And they drink beer and don’t care about your orgasms either!
Slow news day at The Huffington Post, as it runs a “the difference between men and women is…” article so deeply mired in archaic stereotypes and generalizations you might think for a moment that you’re reading The Onion.
Forget sex, communication, in-laws and the toilet seat wars. If you really want to stir up a hornet’s nest inside a marriage, just bring up the subject of naps.
Men love them and women despise them.
Actually, let me rephrase, men love to take them and women despise them for enjoying it.
“But why?” says the man. “Haven’t I earned it? Don’t I deserve it? Isn’t your home supposed to be where you relax?”
Well, sort of…in most cases, men view their home as a refuge while women think it’s the place where the real work gets done.
When a woman sees a pile of dirty dishes and laundry strewn about the floor, we don’t just see a mess, we literally feel failure. We could have spent the workday brokering world peace, but if our home isn’t running smoothly, we feel out of whack. It might not make sense, but it’s the way most of us are wired.
For men, home is a place to escape from work. When he walks in, he doesn’t see a system out of balance, disorganized supplies or poorly maintained equipment. All he sees is a long soft comfortable surface — which if you knock the pizza boxes and old newspapers off — is the perfect place to lay down.
What is this, the fucking Lockhorns? You could play a game of Bingo with all the truisms here: men are lazy, inconsiderate slobs, women are resentful shrews who value themselves only according to how their homes look. Is her next article going to be about how men can’t cook and women like to go shopping all the time? It’ll be a great day for both man and womankind when people stop excusing insulting, negative gender cliches as some sort of product of evolution. Women are “wired” to manipulate to get what they want, obsess about cleaning and choose the wealthiest suitor over the ones who are most likely to treat her well. Men are “wired” to cheat, compete with each other over everything from jobs to Buffalo wing eating contests and not give a shit about maintaining order in their homes. If I had known sooner that evolution was going to turn us all into self-absorbed assholes, maybe I would have tried to find some logic in the notion of intelligent design.

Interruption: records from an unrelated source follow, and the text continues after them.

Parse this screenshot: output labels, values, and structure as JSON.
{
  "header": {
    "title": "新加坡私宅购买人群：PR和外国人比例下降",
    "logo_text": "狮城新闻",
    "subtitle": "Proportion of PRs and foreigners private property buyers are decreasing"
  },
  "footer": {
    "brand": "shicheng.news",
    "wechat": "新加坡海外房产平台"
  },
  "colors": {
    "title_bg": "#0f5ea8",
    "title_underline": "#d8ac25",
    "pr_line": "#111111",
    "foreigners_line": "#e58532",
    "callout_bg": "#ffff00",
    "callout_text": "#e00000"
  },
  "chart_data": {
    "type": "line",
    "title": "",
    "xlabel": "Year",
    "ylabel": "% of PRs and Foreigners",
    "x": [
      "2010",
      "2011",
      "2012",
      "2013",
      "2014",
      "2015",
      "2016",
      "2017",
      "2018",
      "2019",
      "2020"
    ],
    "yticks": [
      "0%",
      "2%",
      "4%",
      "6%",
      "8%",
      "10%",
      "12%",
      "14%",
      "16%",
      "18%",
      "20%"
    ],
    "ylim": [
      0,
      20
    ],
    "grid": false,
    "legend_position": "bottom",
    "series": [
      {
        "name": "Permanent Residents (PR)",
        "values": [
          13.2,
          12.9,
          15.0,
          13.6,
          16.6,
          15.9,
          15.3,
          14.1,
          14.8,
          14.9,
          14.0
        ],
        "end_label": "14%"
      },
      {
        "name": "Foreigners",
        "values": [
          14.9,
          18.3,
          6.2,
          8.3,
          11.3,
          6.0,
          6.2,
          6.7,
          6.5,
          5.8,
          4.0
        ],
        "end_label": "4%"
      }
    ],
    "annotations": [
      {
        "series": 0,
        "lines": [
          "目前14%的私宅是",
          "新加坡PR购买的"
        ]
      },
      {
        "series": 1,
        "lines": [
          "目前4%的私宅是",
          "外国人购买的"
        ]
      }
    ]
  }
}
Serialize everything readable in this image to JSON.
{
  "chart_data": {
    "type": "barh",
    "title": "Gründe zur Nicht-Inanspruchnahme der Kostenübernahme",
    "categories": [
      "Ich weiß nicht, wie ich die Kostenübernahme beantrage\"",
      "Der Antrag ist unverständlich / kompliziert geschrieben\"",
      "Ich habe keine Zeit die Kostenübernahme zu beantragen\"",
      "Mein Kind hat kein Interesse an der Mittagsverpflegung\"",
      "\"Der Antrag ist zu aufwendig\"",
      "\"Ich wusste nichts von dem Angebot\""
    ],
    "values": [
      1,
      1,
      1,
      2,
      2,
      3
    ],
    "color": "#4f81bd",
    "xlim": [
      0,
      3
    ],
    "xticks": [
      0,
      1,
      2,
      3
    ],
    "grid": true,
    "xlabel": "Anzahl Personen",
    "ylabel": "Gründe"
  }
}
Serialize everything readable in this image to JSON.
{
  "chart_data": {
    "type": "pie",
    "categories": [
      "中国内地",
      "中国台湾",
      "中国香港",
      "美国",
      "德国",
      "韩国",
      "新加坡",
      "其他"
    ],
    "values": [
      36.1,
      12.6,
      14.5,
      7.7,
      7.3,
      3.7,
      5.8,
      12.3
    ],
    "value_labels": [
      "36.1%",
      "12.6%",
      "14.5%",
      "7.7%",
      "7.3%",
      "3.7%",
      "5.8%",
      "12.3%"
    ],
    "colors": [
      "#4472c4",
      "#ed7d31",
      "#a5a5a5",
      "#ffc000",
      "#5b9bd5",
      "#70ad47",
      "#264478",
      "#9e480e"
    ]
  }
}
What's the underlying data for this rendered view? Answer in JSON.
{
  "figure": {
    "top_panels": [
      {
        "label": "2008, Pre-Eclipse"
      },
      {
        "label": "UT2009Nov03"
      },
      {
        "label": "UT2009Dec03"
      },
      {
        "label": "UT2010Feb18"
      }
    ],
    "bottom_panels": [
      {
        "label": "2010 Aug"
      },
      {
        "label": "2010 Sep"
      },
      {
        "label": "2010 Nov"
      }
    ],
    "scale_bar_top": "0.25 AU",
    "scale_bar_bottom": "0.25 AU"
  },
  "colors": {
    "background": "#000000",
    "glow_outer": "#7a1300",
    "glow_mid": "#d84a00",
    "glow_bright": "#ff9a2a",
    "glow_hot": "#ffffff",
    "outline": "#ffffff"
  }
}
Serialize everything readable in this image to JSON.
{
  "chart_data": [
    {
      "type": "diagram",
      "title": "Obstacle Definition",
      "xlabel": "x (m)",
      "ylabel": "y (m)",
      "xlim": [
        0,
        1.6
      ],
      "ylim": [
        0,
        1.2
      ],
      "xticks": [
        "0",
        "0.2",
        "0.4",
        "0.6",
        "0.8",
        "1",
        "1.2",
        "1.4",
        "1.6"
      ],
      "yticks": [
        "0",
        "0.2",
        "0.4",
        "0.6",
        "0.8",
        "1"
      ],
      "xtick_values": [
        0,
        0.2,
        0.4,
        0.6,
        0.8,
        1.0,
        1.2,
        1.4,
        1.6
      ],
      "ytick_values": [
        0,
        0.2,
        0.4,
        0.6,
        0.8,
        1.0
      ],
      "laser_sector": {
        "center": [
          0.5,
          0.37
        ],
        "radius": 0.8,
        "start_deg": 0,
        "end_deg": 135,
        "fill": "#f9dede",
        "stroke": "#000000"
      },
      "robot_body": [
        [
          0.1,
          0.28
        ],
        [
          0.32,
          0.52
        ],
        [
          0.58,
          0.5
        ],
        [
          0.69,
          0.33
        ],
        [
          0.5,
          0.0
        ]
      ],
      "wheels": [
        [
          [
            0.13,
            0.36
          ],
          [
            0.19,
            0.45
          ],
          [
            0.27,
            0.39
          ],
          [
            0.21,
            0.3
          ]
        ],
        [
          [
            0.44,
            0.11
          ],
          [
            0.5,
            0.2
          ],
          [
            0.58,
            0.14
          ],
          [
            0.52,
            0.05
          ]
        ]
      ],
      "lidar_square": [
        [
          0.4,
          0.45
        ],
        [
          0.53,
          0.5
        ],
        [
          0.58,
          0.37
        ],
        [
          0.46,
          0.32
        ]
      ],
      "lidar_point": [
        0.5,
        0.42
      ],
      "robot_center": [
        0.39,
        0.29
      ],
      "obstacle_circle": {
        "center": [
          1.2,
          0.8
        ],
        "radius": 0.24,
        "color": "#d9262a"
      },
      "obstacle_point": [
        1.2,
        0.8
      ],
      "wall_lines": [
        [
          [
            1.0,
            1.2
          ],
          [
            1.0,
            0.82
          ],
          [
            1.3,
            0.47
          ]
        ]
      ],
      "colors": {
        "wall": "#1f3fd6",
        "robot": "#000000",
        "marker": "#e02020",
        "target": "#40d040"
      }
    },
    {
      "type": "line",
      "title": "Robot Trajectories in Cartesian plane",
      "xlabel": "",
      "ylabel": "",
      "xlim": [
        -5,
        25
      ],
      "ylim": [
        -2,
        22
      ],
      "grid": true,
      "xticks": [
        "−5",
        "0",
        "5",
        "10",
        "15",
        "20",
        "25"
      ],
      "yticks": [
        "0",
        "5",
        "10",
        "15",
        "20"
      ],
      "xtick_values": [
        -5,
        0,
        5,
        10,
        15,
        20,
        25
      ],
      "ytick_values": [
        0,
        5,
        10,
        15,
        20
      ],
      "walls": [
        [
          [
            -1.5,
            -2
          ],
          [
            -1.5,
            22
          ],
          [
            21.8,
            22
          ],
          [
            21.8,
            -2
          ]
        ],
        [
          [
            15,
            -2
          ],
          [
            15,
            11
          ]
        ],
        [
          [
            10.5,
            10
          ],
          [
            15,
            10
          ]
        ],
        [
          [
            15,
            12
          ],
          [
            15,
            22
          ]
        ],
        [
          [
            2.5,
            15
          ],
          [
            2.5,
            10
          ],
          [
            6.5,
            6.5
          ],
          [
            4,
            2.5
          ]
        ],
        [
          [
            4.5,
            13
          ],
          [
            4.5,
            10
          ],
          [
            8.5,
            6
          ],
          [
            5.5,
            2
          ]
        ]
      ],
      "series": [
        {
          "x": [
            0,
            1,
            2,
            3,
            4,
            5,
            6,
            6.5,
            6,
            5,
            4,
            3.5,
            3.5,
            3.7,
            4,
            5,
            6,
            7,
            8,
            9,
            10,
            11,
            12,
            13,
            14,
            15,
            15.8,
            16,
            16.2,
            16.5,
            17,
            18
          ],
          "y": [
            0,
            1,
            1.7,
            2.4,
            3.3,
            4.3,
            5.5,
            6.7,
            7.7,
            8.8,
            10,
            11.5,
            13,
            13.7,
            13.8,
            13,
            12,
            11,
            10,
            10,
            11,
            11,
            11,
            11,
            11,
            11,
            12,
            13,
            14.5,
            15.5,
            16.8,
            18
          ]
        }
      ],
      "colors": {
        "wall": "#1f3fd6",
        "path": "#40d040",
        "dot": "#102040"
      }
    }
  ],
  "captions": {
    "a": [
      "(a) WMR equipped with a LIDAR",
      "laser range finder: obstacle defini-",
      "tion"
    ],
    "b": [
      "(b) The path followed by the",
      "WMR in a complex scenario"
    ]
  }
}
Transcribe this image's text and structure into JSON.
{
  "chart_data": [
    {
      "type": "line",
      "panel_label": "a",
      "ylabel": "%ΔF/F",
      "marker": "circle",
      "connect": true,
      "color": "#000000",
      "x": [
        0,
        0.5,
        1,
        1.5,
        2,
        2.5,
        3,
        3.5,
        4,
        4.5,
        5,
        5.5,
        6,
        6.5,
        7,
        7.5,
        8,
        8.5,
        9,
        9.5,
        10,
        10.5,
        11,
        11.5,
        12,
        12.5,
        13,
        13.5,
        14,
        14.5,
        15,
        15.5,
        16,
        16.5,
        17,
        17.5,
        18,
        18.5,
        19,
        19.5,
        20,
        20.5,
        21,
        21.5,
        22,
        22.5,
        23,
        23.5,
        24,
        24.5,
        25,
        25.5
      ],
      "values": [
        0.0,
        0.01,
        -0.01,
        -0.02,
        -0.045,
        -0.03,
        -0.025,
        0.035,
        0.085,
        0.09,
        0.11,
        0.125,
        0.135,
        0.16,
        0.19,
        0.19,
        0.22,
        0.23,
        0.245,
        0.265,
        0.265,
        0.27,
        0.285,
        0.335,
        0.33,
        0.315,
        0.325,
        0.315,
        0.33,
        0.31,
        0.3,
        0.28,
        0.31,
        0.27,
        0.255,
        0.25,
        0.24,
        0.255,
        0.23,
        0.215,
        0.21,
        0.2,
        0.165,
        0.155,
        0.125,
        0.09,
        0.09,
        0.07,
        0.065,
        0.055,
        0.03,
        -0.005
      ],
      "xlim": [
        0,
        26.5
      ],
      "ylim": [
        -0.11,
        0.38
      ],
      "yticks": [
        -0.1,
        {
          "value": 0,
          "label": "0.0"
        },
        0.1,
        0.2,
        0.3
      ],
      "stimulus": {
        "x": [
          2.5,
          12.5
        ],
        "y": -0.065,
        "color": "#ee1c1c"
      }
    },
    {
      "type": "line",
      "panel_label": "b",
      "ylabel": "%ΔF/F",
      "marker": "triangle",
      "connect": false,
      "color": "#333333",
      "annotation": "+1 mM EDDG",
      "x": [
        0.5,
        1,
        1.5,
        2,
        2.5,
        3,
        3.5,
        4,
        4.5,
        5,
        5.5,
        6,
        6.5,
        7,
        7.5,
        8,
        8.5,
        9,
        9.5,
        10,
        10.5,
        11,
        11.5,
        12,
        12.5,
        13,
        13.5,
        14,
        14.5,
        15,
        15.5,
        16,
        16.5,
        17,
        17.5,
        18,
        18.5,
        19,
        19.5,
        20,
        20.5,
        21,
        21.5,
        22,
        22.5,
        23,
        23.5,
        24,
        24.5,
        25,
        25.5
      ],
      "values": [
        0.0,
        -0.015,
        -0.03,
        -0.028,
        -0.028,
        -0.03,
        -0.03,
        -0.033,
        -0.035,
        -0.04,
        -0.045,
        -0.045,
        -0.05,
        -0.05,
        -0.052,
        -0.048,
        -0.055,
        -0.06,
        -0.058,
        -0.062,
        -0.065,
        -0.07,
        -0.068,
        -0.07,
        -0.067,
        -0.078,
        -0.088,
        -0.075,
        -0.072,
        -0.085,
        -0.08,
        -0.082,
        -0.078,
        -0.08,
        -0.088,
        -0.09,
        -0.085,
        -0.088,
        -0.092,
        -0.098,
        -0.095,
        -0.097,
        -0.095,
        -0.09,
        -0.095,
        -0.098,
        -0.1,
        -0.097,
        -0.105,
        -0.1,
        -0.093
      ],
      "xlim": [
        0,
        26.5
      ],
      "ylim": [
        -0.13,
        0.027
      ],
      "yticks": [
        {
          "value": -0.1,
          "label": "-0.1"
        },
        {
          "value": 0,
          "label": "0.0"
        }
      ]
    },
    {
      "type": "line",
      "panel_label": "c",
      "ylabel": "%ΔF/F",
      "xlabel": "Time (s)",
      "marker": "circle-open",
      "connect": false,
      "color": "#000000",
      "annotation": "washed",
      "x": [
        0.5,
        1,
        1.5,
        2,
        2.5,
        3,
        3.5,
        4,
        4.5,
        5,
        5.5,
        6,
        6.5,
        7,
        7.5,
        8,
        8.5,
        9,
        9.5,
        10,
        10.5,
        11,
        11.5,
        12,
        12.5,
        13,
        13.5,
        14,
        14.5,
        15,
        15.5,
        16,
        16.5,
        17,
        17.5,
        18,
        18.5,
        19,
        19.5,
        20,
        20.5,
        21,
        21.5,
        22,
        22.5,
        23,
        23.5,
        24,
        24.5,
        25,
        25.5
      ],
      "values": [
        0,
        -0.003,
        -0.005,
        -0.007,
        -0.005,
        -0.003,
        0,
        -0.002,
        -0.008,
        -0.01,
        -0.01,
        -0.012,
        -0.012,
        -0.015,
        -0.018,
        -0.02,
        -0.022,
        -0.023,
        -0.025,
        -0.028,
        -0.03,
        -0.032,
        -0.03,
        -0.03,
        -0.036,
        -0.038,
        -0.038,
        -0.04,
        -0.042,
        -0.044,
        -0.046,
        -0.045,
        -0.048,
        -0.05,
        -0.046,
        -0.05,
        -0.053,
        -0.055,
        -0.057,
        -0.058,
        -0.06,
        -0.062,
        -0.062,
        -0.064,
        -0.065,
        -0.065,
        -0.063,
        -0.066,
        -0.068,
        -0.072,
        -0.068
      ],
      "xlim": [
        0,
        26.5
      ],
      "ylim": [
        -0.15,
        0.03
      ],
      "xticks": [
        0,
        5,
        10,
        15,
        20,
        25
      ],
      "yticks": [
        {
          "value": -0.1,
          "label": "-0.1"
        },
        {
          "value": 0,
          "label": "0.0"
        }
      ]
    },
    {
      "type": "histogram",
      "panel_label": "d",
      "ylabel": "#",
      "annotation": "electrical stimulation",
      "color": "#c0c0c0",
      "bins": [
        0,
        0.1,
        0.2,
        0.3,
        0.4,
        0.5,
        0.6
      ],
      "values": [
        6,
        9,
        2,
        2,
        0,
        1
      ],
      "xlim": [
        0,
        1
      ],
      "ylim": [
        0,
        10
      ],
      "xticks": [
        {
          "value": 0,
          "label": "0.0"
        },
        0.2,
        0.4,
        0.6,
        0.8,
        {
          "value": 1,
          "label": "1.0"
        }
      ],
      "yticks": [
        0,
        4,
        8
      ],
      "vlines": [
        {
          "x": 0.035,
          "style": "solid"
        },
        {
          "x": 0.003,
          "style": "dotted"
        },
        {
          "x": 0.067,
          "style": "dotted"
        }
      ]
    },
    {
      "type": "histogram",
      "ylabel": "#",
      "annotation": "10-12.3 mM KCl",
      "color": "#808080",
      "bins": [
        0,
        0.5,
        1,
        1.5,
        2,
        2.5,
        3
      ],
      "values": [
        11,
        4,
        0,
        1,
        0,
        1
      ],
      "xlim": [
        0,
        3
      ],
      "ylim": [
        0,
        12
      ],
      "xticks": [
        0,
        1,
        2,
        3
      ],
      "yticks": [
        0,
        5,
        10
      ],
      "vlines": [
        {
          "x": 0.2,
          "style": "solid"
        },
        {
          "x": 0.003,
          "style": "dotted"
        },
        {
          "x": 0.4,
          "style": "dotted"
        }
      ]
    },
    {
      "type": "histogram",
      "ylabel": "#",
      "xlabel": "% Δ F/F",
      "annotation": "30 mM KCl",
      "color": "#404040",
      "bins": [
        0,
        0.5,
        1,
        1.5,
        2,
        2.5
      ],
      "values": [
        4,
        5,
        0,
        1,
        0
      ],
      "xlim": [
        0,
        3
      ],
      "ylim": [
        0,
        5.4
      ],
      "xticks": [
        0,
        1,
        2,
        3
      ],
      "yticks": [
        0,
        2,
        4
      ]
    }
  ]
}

Let me say this: I fucking love naps. Love them. I got into the habit of napping back in high school (sometimes actually in school, which probably explains why I’m doing this for fun instead of jetsetting to the Riviera on my income as CEO of a major corporation), and ever since then I’ve never passed up the opportunity to doze for an hour or so if I have nothing better to do. Sometimes more than an hour–like George Carlin I’ve occasionally fallen asleep while it was still light out, woke up after dark and didn’t know what goddamn day it was. I highly recommend naps for everyone, especially if you’re the kind of tightly wound control freak who goes into core meltdown if your glasses come out of the dishwasher with spots on them. Your body needs time to relax and recharge, that’s scientifically proven, unlike the idea that women are naturally predisposed to spend hours scrubbing away the imaginary soap scum in our bathtubs.
Here’s another thing: I’m kind of a slob. When I clean my house, it’s not because I’m giving in to my womanly urges, it’s because I don’t want to live in squalor. I really don’t care if my house is Martha Stewart-ready, I just don’t want it to look like something out of The Amityville Horror. I honestly had no idea until I read this article that women apparently view Saturdays as reserved for cleaning the house top to bottom, a task so complicated and involved that it takes all day, with not so much as a half hour to spare for a quick nap. I’ve spent most of my life looking at Saturdays, for the most part, as just like Sundays, an opportunity to relax, enjoy time with your friends and/or family and have some fun. Sure, you may have to take time to do something annoying, like get your oil changed or go to Target, but generally speaking it shouldn’t involve delegating a day’s worth of labor and lambasting your partner for taking a break to chill, certainly not every damn week. If cleaning your house once a week takes an entire day, with both you and everyone else in the house helping, either your house is too big or you’re possibly suffering from OCD, simple as that. Wouldn’t it be easier to just break up household tasks over the week, i.e. living room on Tuesday, bathroom on Wednesday, etc.? That’s how I do it, when I can remember to stay on top of things. On the other hand, sometimes (okay, quite often) I let things pile up, but the point is that it gets done eventually. However, according to Lisa Earle McLeod, not caring if the laundry doesn’t get put away immediately is a uniquely male quality, so apparently there’s a penis laying around somewhere with my name on it. Probably under the pile of laundry.
For that matter, while I certainly know quite a few men for whom housekeeping isn’t a huge priority, I also know a fair amount who are very conscientious of such matters. That’s what makes McLeod’s piece so aggravating, it’s lazy, uninspired writing on a boring, played out subject. She might as well have cribbed Erma Bombeck’s old columns from the 60s and 70s, all she’s missing is the complaints about her son playing that crazy rock ‘n’ roll nonsense all night and her daughter trying to leave the house in one of those new miniskirts all the neighborhood hussies are wearing. Step out of your time machine, Lisa, sloth isn’t a sin specific to one gender.